You've still got the 4 pointer cell and the 8 pointer series stub. But now you need a dynamic allocation to hold the 2 cells, so that would be 8 more platform pointers.

Note: It would have needed to be 4 cells when a terminator was needed...but the terminator no longer applies! So arrays of length 2 can really just use 8 pointers in their allocation now.

Grand Total: 4 + 8 + 8 => 20 platform pointers...for something that took only 4 before! So [1 1] is 5x as big as 1, and on a 64-bit platform we're talking 160 bytes. For a refinement like [_ refine] that's not even counting the storage for the UTF-8 name of the refinement and overhead for that...this is how much it costs just to point to it!

I'm neglecting all the overhead that dynamic allocation systems have to keep for their internal bookkeeping. Plus, remember that locality...spreading this data out is about more than just how many bytes you use, it's where the bytes are.

Major Realization: PATH!s and TUPLE!s Should Be Immutable

Once I realized paths and tuples could be immutable, it began to make sense that they could avoid the problem of being like arrays.

I called them "sequences", and dropped the assumption that every sequence had an array backing it. Instead, some would...and some would not.

So you wouldn't ask for a pointer to the head cell of a sequence directly. Instead, you would ask for the Nth element of a sequence...and maybe you would get a pointer to a cell that was part of an array. Or you could get a pointer back to a temporary cell you passed in where the item would be written.

Then, something like a refinement-type PATH! would not point at an array stub, but to a word spelling stub. It's possible to tell the difference because in Ren-C all Stubs have "flavor bytes" (which are a parallel to the heart byte in a Cell that tells you if it's a BLOCK! or WORD! etc.)

Since 1-element paths are illegal, we can assume that if a path points to a word spelling it must represent either /a or a/. The distinction is encoded with a single bit in the cell.

It's All Been Working Great

Immutable PATH! and TUPLE! are clearly good, and they permit this optimization.

This has tied down some of the more egregious ambiguities in PATH!, making it a solid and reliable part for dialecting--something it has certainly not been in the past.
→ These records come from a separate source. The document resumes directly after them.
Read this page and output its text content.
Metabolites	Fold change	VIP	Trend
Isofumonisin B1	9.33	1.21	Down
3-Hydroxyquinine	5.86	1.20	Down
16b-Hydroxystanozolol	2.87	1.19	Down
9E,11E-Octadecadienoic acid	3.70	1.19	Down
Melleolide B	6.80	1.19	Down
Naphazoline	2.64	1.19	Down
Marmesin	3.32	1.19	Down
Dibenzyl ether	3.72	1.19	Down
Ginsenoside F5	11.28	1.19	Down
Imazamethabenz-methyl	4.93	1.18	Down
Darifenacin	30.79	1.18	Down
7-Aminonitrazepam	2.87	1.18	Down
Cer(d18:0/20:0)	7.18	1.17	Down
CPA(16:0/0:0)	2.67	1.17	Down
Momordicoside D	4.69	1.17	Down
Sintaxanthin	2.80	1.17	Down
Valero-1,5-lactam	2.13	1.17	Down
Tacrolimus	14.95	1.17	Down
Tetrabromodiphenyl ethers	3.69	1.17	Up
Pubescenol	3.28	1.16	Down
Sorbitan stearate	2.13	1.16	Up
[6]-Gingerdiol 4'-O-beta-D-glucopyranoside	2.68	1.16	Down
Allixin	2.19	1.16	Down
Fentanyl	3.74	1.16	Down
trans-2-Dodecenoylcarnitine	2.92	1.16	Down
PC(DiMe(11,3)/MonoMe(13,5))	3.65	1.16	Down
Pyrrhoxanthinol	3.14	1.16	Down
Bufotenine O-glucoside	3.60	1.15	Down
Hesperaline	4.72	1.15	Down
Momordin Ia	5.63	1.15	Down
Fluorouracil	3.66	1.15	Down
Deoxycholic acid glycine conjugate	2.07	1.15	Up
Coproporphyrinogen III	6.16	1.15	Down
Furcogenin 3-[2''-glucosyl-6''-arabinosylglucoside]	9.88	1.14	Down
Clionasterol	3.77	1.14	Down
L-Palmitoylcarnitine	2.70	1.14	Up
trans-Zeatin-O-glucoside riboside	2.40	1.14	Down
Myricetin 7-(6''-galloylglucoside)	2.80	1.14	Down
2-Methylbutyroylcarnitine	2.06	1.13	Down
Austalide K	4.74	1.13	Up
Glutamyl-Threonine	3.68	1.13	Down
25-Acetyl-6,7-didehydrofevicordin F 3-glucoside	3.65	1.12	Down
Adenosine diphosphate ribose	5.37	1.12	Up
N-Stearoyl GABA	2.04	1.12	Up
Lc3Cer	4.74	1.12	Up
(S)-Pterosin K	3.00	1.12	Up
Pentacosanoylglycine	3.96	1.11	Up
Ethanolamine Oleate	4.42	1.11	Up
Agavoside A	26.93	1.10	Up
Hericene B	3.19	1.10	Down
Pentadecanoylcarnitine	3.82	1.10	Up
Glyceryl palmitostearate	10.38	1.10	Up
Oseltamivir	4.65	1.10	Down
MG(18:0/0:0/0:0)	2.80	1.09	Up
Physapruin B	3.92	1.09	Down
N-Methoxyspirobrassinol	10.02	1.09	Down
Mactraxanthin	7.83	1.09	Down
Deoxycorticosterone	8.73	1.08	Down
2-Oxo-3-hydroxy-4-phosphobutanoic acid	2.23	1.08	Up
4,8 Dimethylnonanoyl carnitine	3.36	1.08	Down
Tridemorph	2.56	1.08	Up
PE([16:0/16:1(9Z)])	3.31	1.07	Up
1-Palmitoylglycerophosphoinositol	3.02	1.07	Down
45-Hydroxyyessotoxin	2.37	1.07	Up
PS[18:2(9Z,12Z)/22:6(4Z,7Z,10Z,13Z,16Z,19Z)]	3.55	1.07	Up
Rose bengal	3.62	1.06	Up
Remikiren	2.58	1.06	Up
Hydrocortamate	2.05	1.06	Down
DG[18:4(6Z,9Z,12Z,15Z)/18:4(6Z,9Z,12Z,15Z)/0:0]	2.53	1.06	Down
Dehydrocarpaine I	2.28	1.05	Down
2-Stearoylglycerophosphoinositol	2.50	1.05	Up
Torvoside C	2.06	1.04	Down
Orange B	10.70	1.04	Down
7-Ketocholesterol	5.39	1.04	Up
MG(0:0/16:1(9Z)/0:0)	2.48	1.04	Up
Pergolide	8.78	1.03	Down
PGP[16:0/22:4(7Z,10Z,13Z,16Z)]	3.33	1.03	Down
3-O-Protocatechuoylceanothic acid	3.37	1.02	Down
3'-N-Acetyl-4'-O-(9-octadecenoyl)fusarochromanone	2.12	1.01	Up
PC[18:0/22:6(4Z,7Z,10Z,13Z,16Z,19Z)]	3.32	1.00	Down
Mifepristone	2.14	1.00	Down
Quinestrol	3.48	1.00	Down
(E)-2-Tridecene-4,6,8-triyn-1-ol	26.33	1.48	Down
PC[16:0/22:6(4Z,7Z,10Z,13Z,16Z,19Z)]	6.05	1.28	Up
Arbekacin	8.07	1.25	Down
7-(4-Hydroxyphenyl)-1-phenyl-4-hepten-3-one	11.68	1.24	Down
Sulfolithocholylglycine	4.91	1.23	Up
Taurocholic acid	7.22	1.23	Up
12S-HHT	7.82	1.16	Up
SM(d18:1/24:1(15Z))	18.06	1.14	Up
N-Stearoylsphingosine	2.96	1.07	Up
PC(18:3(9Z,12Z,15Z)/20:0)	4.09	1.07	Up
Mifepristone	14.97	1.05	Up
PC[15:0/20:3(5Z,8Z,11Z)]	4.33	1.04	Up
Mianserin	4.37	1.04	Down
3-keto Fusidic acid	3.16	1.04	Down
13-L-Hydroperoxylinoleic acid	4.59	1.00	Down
If we can kill off things like a/:b: in favor of a/(b): and pay no more for it, we very well may should.

hostilefork · November 22, 2023, 8:40am

Almost 5 years ago (!) I optimized PATH! and TUPLE! that looked like /foo (or foo/, or .foo, or foo.) to cost no more than the R3-Alpha REFINEMENT!... at 4 platform pointers.

Without the optimization, the 2-element paths cost 20 platform pointers:

The optimization is great, but you can't apply that trick to foo.bar or foo/bar (or foo/[bar] etc.) Without the blank, you need two cells.

So I had an idea: to reuse the mechanic behind PAIR! that manages to store two cells and skips the array node. So it's 4 + 8 = 12 platform pointers, instead of 20 for these cases.

It was very close to being implemented, and while going over the code I realized that all the disclaimers about it not being implemented were taking up more space and concern than just going ahead and writing it. All the hard work was done--and powering the relatively-few PAIR! that I ever use.

How Much Does It Save?

I don't know how typical the boot code is, but if you boot the system there are 1,648 of these 2-element PATH!s/TUPLE!s being created in memory.

So on a plain boot of a system, it's saving 1,648 * 8 = 13184 platform pointers. On a 64-bit system that's 105,472 bytes (half that on 32-bit)

It's not a "ton" (though 105K here, 105K there, eventually you're talking megabytes). But it could provide another benefit in the form of locality. It means that when something like block.1 is being processed, it can use the node in the TUPLE! directly, instead of needing to follow it to a dynamic allocation.

In practice, it seems the code as written right now is more or less breaking even. So running the code for detecting the new form basically equals hopping through to the array. Hence it's really just the memory benefit for now...though I imagine with some tuning that could change.

Anyway, 105K memory savings at runtime seems like the kind of thing that's worth it, so... it's in now.